The thing is, if your aunt is also nervous that the POA won't bear close scrutiny, that would explain why she doesn't want you to see it. What's harder to explain is why she wouldn't wave under your nose a document that confirmed that she has the authority to prevent contact with your grandmother.
As for the NH: she who pays the piper calls the tune. Your aunt pays the bills. Moreover, the staff at the NH are always going to be on thin ice if they go against a POA's instructions, and what's in it for them to do so? They're not being intentionally mean to you or cruel to your grandmother, they're just taking the line of least resistance.
I should have thought you could be classified as a person with a legitimate interest in verifying the POA documents, but I have no idea what the regulations are in the US. If I were you, I'd consult an elder care attorney and take advice. Be very careful not to choose one who likes to pick fights. Maybe you could call the place where you used to work and ask if they can recommend someone cautious and responsible?

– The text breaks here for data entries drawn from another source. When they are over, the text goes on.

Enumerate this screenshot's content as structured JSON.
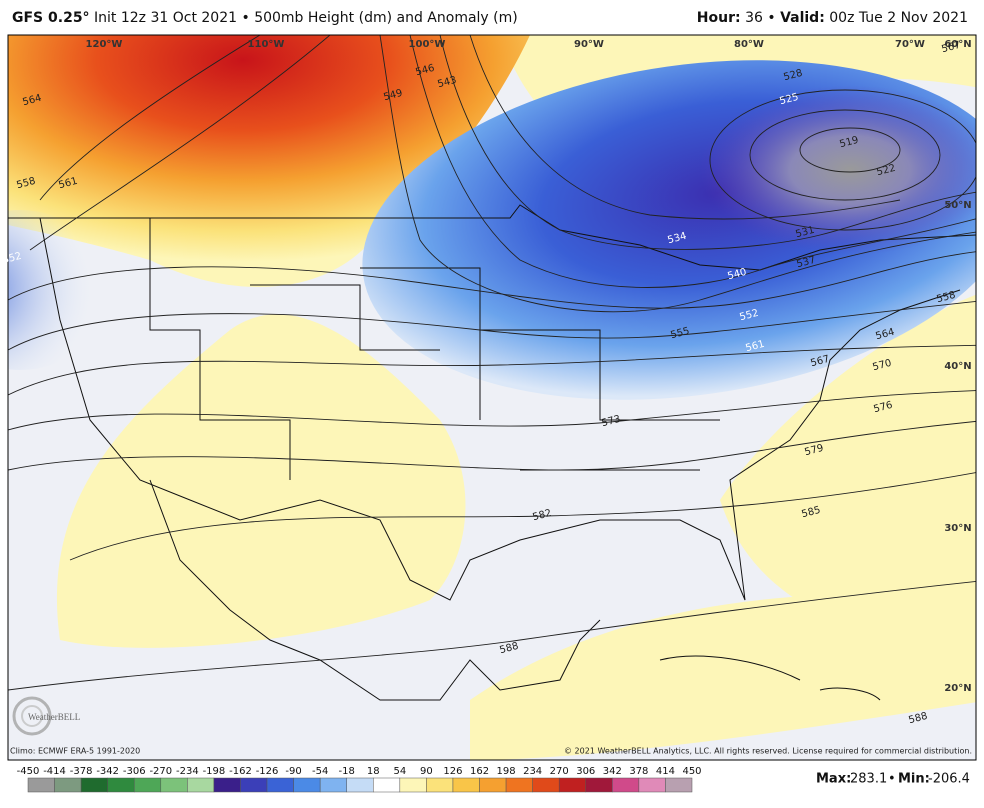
{
  "header": {
    "model": "GFS 0.25°",
    "init": "Init 12z 31 Oct 2021",
    "separator": "•",
    "field": "500mb Height (dm) and Anomaly (m)",
    "hour_label": "Hour:",
    "hour": 36,
    "valid_label": "Valid:",
    "valid": "00z Tue 2 Nov 2021"
  },
  "map": {
    "longitude_labels": [
      "120°W",
      "110°W",
      "100°W",
      "90°W",
      "80°W",
      "70°W",
      "60°N"
    ],
    "latitude_labels": [
      "50°N",
      "40°N",
      "30°N",
      "20°N"
    ],
    "contour_labels": [
      564,
      558,
      561,
      552,
      549,
      546,
      543,
      528,
      525,
      519,
      522,
      531,
      537,
      534,
      540,
      555,
      552,
      561,
      567,
      564,
      558,
      570,
      573,
      576,
      579,
      582,
      585,
      588,
      588,
      567
    ]
  },
  "logo": "WeatherBELL",
  "footer": {
    "climo": "Climo: ECMWF ERA-5 1991-2020",
    "copyright": "© 2021 WeatherBELL Analytics, LLC. All rights reserved. License required for commercial distribution."
  },
  "colorbar": {
    "ticks": [
      -450,
      -414,
      -378,
      -342,
      -306,
      -270,
      -234,
      -198,
      -162,
      -126,
      -90,
      -54,
      -18,
      18,
      54,
      90,
      126,
      162,
      198,
      234,
      270,
      306,
      342,
      378,
      414,
      450
    ],
    "colors": [
      "#9a9a9a",
      "#7d9a80",
      "#1f6b2e",
      "#2f8a3e",
      "#4ea757",
      "#7cc27a",
      "#a8d8a0",
      "#3a1f8a",
      "#3b3fb8",
      "#3a63d6",
      "#4b8ae6",
      "#7fb3f0",
      "#c5dcf6",
      "#ffffff",
      "#fdf6b8",
      "#fbe27a",
      "#f9c548",
      "#f5a030",
      "#ef7420",
      "#e04a1a",
      "#c02020",
      "#a0183a",
      "#d04a8a",
      "#e08ab8",
      "#b8a0b0"
    ]
  },
  "stats": {
    "max_label": "Max:",
    "max": 283.1,
    "min_label": "Min:",
    "min": -206.4,
    "separator": "•"
  }
}
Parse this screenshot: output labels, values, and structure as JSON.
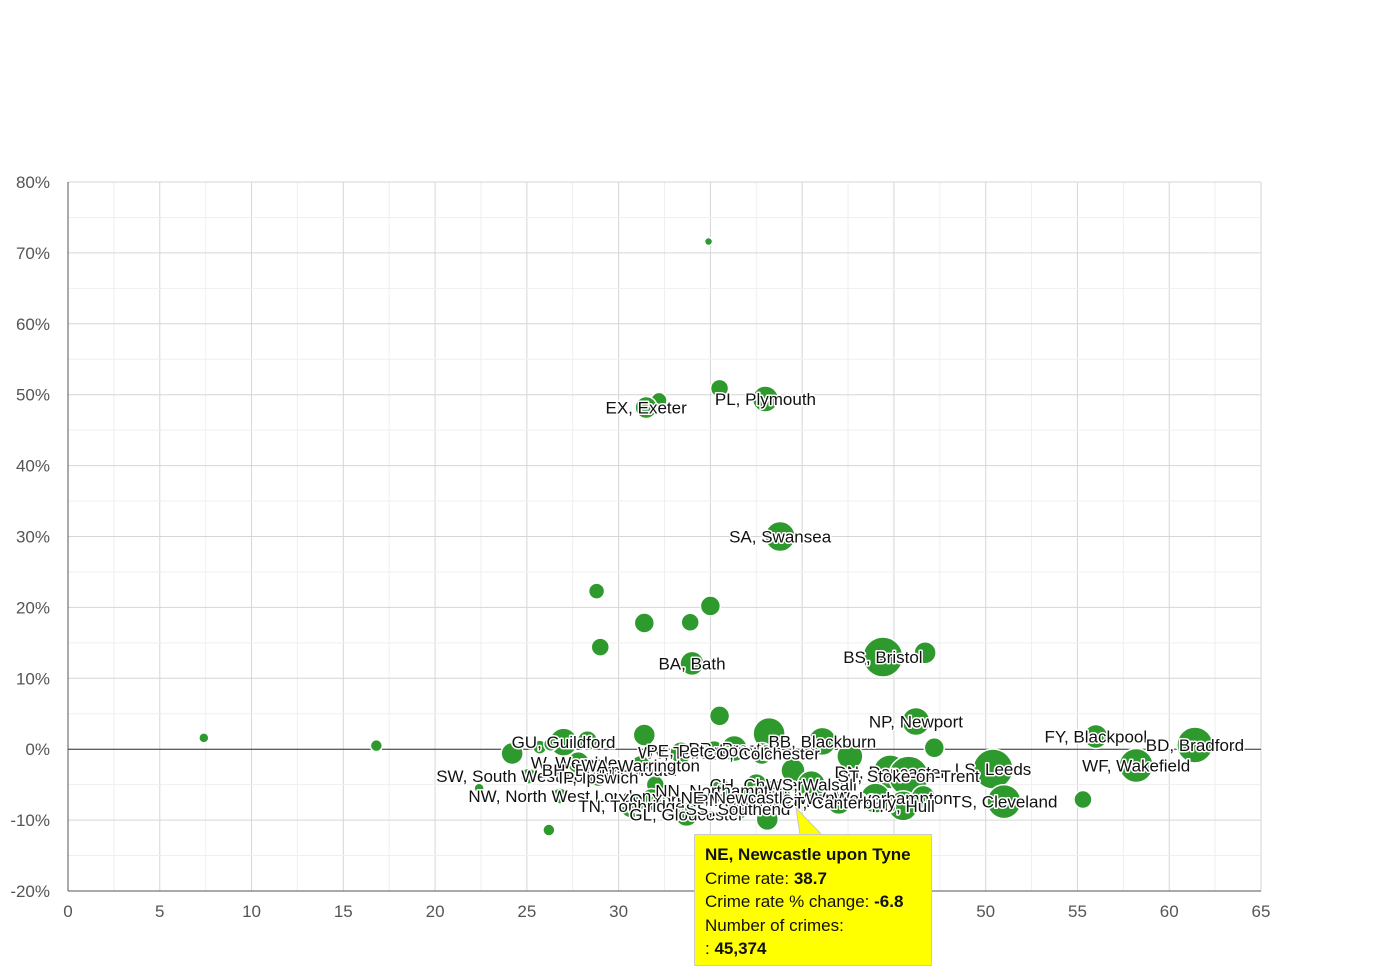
{
  "chart_data": {
    "type": "scatter",
    "title": "",
    "xlabel": "",
    "ylabel": "",
    "xlim": [
      0,
      65
    ],
    "ylim": [
      -20,
      80
    ],
    "x_ticks": [
      0,
      5,
      10,
      15,
      20,
      25,
      30,
      35,
      40,
      45,
      50,
      55,
      60,
      65
    ],
    "x_tick_labels": [
      "0",
      "5",
      "10",
      "15",
      "20",
      "25",
      "30",
      "35",
      "40",
      "45",
      "50",
      "55",
      "60",
      "65"
    ],
    "y_ticks": [
      -20,
      -10,
      0,
      10,
      20,
      30,
      40,
      50,
      60,
      70,
      80
    ],
    "y_tick_labels": [
      "-20%",
      "-10%",
      "0%",
      "10%",
      "20%",
      "30%",
      "40%",
      "50%",
      "60%",
      "70%",
      "80%"
    ],
    "grid": true,
    "legend": "none",
    "point_color": "#2e9a2e",
    "points": [
      {
        "x": 7.4,
        "y": 1.6,
        "r": 5,
        "label": ""
      },
      {
        "x": 16.8,
        "y": 0.5,
        "r": 6,
        "label": ""
      },
      {
        "x": 22.4,
        "y": -5.5,
        "r": 5,
        "label": ""
      },
      {
        "x": 26.2,
        "y": -11.4,
        "r": 6,
        "label": ""
      },
      {
        "x": 34.9,
        "y": 71.6,
        "r": 4,
        "label": ""
      },
      {
        "x": 35.5,
        "y": 50.9,
        "r": 9,
        "label": ""
      },
      {
        "x": 32.2,
        "y": 49.2,
        "r": 8,
        "label": ""
      },
      {
        "x": 31.5,
        "y": 48.2,
        "r": 11,
        "label": "EX, Exeter"
      },
      {
        "x": 38.0,
        "y": 49.4,
        "r": 13,
        "label": "PL, Plymouth"
      },
      {
        "x": 38.8,
        "y": 30.0,
        "r": 15,
        "label": "SA, Swansea"
      },
      {
        "x": 28.8,
        "y": 22.3,
        "r": 8,
        "label": ""
      },
      {
        "x": 35.0,
        "y": 20.2,
        "r": 10,
        "label": ""
      },
      {
        "x": 31.4,
        "y": 17.8,
        "r": 10,
        "label": ""
      },
      {
        "x": 33.9,
        "y": 17.9,
        "r": 9,
        "label": ""
      },
      {
        "x": 29.0,
        "y": 14.4,
        "r": 9,
        "label": ""
      },
      {
        "x": 34.0,
        "y": 12.1,
        "r": 12,
        "label": "BA, Bath"
      },
      {
        "x": 44.4,
        "y": 13.0,
        "r": 20,
        "label": "BS, Bristol"
      },
      {
        "x": 46.7,
        "y": 13.6,
        "r": 11,
        "label": ""
      },
      {
        "x": 35.5,
        "y": 4.7,
        "r": 10,
        "label": ""
      },
      {
        "x": 46.2,
        "y": 3.9,
        "r": 14,
        "label": "NP, Newport"
      },
      {
        "x": 47.2,
        "y": 0.2,
        "r": 10,
        "label": ""
      },
      {
        "x": 56.0,
        "y": 1.8,
        "r": 12,
        "label": "FY, Blackpool"
      },
      {
        "x": 61.4,
        "y": 0.6,
        "r": 18,
        "label": "BD, Bradford"
      },
      {
        "x": 58.2,
        "y": -2.3,
        "r": 17,
        "label": "WF, Wakefield"
      },
      {
        "x": 50.4,
        "y": -2.8,
        "r": 20,
        "label": "LS, Leeds"
      },
      {
        "x": 51.0,
        "y": -7.4,
        "r": 17,
        "label": "TS, Cleveland"
      },
      {
        "x": 55.3,
        "y": -7.1,
        "r": 9,
        "label": ""
      },
      {
        "x": 27.0,
        "y": 1.0,
        "r": 14,
        "label": "GU, Guildford"
      },
      {
        "x": 28.3,
        "y": 1.2,
        "r": 10,
        "label": ""
      },
      {
        "x": 24.2,
        "y": -0.6,
        "r": 11,
        "label": ""
      },
      {
        "x": 25.7,
        "y": 0.3,
        "r": 7,
        "label": ""
      },
      {
        "x": 26.3,
        "y": 0.7,
        "r": 7,
        "label": ""
      },
      {
        "x": 27.8,
        "y": -1.9,
        "r": 11,
        "label": "W, Wembley"
      },
      {
        "x": 25.1,
        "y": -3.8,
        "r": 8,
        "label": "SW, South West London"
      },
      {
        "x": 26.8,
        "y": -6.6,
        "r": 8,
        "label": "NW, North West London"
      },
      {
        "x": 31.4,
        "y": 2.0,
        "r": 11,
        "label": ""
      },
      {
        "x": 29.5,
        "y": -2.9,
        "r": 9,
        "label": "BH, Bournemouth"
      },
      {
        "x": 28.9,
        "y": -4.0,
        "r": 9,
        "label": "IP, Ipswich"
      },
      {
        "x": 31.2,
        "y": -2.3,
        "r": 10,
        "label": "WA, Warrington"
      },
      {
        "x": 32.0,
        "y": -5.0,
        "r": 9,
        "label": ""
      },
      {
        "x": 33.4,
        "y": -0.5,
        "r": 11,
        "label": "WV, Telford"
      },
      {
        "x": 31.8,
        "y": -7.1,
        "r": 11,
        "label": "YO, York"
      },
      {
        "x": 30.7,
        "y": -8.0,
        "r": 12,
        "label": "TN, Tonbridge"
      },
      {
        "x": 33.7,
        "y": -9.2,
        "r": 12,
        "label": "GL, Gloucester"
      },
      {
        "x": 36.3,
        "y": 0.1,
        "r": 13,
        "label": "PR, Preston"
      },
      {
        "x": 35.2,
        "y": -0.2,
        "r": 10,
        "label": "PE, Peterborough"
      },
      {
        "x": 38.2,
        "y": 2.2,
        "r": 16,
        "label": ""
      },
      {
        "x": 41.1,
        "y": 1.1,
        "r": 14,
        "label": "BB, Blackburn"
      },
      {
        "x": 37.8,
        "y": -0.6,
        "r": 11,
        "label": "CO, Colchester"
      },
      {
        "x": 39.5,
        "y": -3.0,
        "r": 12,
        "label": ""
      },
      {
        "x": 37.5,
        "y": -5.0,
        "r": 11,
        "label": "CH, Chester"
      },
      {
        "x": 35.6,
        "y": -5.8,
        "r": 11,
        "label": "NN, Northampton"
      },
      {
        "x": 37.0,
        "y": -7.2,
        "r": 11,
        "label": "RM, Romford"
      },
      {
        "x": 36.5,
        "y": -8.4,
        "r": 11,
        "label": "SS, Southend"
      },
      {
        "x": 38.7,
        "y": -6.8,
        "r": 13,
        "label": "NE, Newcastle upon Tyne"
      },
      {
        "x": 38.1,
        "y": -9.9,
        "r": 11,
        "label": ""
      },
      {
        "x": 40.5,
        "y": -5.0,
        "r": 14,
        "label": "WS, Walsall"
      },
      {
        "x": 42.6,
        "y": -1.0,
        "r": 13,
        "label": ""
      },
      {
        "x": 44.8,
        "y": -3.2,
        "r": 17,
        "label": "DN, Doncaster"
      },
      {
        "x": 45.8,
        "y": -3.8,
        "r": 20,
        "label": "ST, Stoke-on-Trent"
      },
      {
        "x": 44.0,
        "y": -6.9,
        "r": 15,
        "label": "WV, Wolverhampton"
      },
      {
        "x": 45.5,
        "y": -8.0,
        "r": 15,
        "label": "HU, Hull"
      },
      {
        "x": 46.6,
        "y": -6.8,
        "r": 12,
        "label": ""
      },
      {
        "x": 42.0,
        "y": -7.5,
        "r": 12,
        "label": "CT, Canterbury"
      }
    ],
    "labels_shown": [
      "EX, Exeter",
      "PL, Plymouth",
      "SA, Swansea",
      "BA, Bath",
      "BS, Bristol",
      "NP, Newport",
      "FY, Blackpool",
      "BD, Bradford",
      "WF, Wakefield",
      "LS, Leeds",
      "TS, Cleveland",
      "GU, Guildford",
      "PE, Peterborough",
      "BB, Blackburn",
      "CO, Colchester",
      "WS, Walsall",
      "DN, Doncaster",
      "RM, Romford",
      "TN, Tonbridge",
      "GL, Gloucester",
      "YO, York",
      "W, Wembley",
      "SW, South West London",
      "NW, North West London",
      "IP, Ipswich"
    ]
  },
  "tooltip": {
    "title": "NE, Newcastle upon Tyne",
    "rate_label": "Crime rate:",
    "rate_value": "38.7",
    "change_label": "Crime rate % change:",
    "change_value": "-6.8",
    "count_label": "Number of crimes:",
    "count_prefix": ":",
    "count_value": "45,374",
    "background": "#ffff00"
  }
}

Hm. I'm still not sure I've got the story straight, though. Ok, so your aunt is mad at you for unconnected reasons: I don't need to know what they are; if they're private, that's fine. But it isn't clear to me, no matter how cross with you she is, why she would decide it is in your grandmother's best interests not to see you - why she would be prepared to take her anger with you out on her mother, in other words. I think there must be more to it. You don't have to post it if you're not comfortable, but any lawyer you speak to will need to know the whole story.
Has there also been an monetary advantage to you other than what would be considered normal compensation for the care you have been providing?
Pam Stegman are you awake yet this morning? What is your take on this?
I don't like the sound of how your aunt obtained her POA. On the other hand, if you've already been to court, presumably its validity has been tested and confirmed, yes?
If your aunt were after your grandmother's assets, and had simply been hell-bent on getting you out of the way, it doesn't make sense that she left you in comparative peace for three years before making your grandmother move to an expensive NH.
I'd love to help, I'm so sorry for how you feel, but I can't say anything when I don't really understand what's going on.
There is more to this story.
As to what you can do to see your gram again, the answer is to make some sort of peace with her daughter. It may be unfortunate in this case, but "daughter" trumps "granddaughter". And a power of attorney trumps all.
Do you know which facility your grandmother is in? Was your grandmother suffering from dementia when your aunt got the POA?
It's my understanding that POA aren't irrevocable. Maybe the irrevocability was a special request
But your grandmother would as principal have to sign any POA granting anyone authority. Did she? Or did she sign and not realize what she signed?
I'm glad you didn't allow your aunt to evict you with only 3 days' notice.
I do think though that you need to see an attorney to determine if an Irrevocable POA is legal in Kansas, and to contact the aunt in writing demanding that a copy be made available to you. An elder law attorney would be femiliar with Kansas law to know what other rights you would have as a relative.